Acquisitions of an issuer’s voting shares may also trigger an HSR filing where the acquirer’s total holdings of the issuer cross one of several reportability thresholds, assuming the “Size of Person” threshold is met (when applicable) and no exemption applies. These thresholds have been increased as follows:

  • aggregate holdings of an issuer’s voting securities valued at greater than $133.9 million but less than $267.8 million
  • aggregate holdings of an issuer’s voting securities valued at $267.8 million or greater but less than $1.339 billion
  • aggregate holdings of an issuer’s voting securities valued at $1.339 billion or greater
  • 25% of the outstanding voting securities of an issuer if the holdings are valued at greater than $2.678 billion
  • 50% of the outstanding voting securities of an issuer if the holdings are valued at greater than $133.9 million

Size of Person Thresholds

Acquisitions with a total aggregate value of greater than $133.9 million (up from $126.4 million) but less than $535.5 million (up from $505.8 million) are potentially reportable only if the Size of Person threshold is met. The Size of Person threshold is met if one party to the transaction has annual net sales or total assets of at least $267.8 million (up from $252.9 million) and the other party has annual net sales or total assets of at least $26.8 million (up from $25.3 million), as summarized below:

Threshold Description

Current 2025 Threshold

New 2026 Threshold

Size of Transaction where Size of Person also applies

$126.4 million

$133.9 million

Size of Person (lower threshold for a person’s total assets or annual net sales)

$25.3 million

$26.8 million

Size of Person (higher threshold for a person’s total assets or annual net sales); reportability threshold for an acquisition of voting securities

$252.9 million

$267.8 million

Size of Person above which Size of Transaction does not apply

$505.8 million

$535.5 million


New Filing Fee Amounts

The FTC also announced new filing fee amounts, which are now as follows:

Value of Transaction

2026 Filing Fee

$133.9 million but less than $189.6 million

$35,000

$189.6 million but less than $586.9 million

$110,000

$586.9 million but less than $1.174 billion

$275,000

$1.174 billion but less than $2.347 billion

$440,000

$2.347 billion but less than $5.869 billion

$875,000

$5.869 billion or greater

$2,460,000


FTC Revises Clayton Act Section 8 Thresholds for Interlocking Directorates

The FTC also revised the thresholds for interlocking directorates under Section 8 of the Clayton Act.
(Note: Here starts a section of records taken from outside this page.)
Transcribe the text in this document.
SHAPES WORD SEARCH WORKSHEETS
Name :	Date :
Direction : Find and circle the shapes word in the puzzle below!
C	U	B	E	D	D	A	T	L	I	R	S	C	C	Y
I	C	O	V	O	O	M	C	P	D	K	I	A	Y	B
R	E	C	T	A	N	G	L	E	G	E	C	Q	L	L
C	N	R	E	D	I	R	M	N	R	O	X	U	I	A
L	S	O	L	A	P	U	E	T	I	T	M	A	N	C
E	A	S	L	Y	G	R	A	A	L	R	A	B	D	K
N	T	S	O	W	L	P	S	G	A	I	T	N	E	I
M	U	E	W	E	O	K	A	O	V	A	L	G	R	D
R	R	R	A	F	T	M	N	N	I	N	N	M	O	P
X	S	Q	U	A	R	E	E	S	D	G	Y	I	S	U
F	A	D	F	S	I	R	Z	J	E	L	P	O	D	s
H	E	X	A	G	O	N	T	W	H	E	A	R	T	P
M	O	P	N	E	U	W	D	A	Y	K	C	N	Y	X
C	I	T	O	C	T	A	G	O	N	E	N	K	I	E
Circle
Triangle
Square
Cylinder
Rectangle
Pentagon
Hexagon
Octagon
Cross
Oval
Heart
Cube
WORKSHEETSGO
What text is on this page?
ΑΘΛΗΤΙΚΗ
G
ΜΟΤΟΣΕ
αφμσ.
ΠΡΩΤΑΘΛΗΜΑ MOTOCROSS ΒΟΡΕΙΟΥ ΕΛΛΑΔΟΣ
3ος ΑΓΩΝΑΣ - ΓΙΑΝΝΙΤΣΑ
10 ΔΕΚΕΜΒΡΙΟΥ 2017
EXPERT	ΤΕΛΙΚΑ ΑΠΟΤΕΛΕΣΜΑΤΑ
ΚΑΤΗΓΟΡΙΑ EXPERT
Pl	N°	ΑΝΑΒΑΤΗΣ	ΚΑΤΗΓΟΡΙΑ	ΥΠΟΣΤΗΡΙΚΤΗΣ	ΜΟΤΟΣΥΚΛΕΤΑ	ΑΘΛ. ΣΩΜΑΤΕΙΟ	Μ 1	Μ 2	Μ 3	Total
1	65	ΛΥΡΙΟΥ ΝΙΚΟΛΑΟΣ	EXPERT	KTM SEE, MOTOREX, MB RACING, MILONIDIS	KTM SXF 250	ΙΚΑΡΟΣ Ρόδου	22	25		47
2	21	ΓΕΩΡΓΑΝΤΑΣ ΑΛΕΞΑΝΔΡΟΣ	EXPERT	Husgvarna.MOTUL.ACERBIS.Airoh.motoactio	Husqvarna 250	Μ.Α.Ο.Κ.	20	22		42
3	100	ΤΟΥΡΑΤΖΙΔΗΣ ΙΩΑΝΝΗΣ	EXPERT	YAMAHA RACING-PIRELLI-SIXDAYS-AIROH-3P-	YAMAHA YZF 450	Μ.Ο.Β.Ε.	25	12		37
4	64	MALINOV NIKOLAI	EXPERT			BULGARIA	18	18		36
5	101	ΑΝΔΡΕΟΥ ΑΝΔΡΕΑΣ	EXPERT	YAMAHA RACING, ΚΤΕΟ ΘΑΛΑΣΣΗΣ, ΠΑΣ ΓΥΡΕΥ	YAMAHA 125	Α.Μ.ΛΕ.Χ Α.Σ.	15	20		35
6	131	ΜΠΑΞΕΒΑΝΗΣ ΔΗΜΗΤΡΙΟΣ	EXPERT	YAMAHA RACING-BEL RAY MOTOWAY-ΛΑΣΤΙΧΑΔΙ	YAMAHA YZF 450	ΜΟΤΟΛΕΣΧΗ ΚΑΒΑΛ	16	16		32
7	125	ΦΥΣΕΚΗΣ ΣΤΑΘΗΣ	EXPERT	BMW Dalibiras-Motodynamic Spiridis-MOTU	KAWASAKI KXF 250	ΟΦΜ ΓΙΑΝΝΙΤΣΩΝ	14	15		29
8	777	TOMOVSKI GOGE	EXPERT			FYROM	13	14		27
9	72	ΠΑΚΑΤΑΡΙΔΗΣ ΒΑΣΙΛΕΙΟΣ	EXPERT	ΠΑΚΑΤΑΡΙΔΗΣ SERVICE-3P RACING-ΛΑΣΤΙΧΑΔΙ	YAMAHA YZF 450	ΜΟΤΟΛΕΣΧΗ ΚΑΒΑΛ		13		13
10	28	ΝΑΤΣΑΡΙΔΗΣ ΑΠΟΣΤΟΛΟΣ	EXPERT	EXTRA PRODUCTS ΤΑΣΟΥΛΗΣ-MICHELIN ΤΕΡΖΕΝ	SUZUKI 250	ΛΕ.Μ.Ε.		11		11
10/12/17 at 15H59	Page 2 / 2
Section 8 prohibits, with certain exceptions, a person from serving as a director or officer of two competing corporations if two thresholds are met. Section 8 applies if each competitor corporation has capital, surplus, and undivided profits of more than $10 million, though not if the competitive sales of either corporation are less than $1 million. These amounts are subject to annual revision; following last year’s revision, they were $51,380,000 and $5,138,000, respectively. The new thresholds, effective upon publication in the Federal Register, are $54,402,000 and $5,440,200, respectively.


1An acquisition that results in an acquiring “person” having the right to less than 50% of an unincorporated entity’s profits or assets upon dissolution does not trigger a notification obligation under the HSR Act.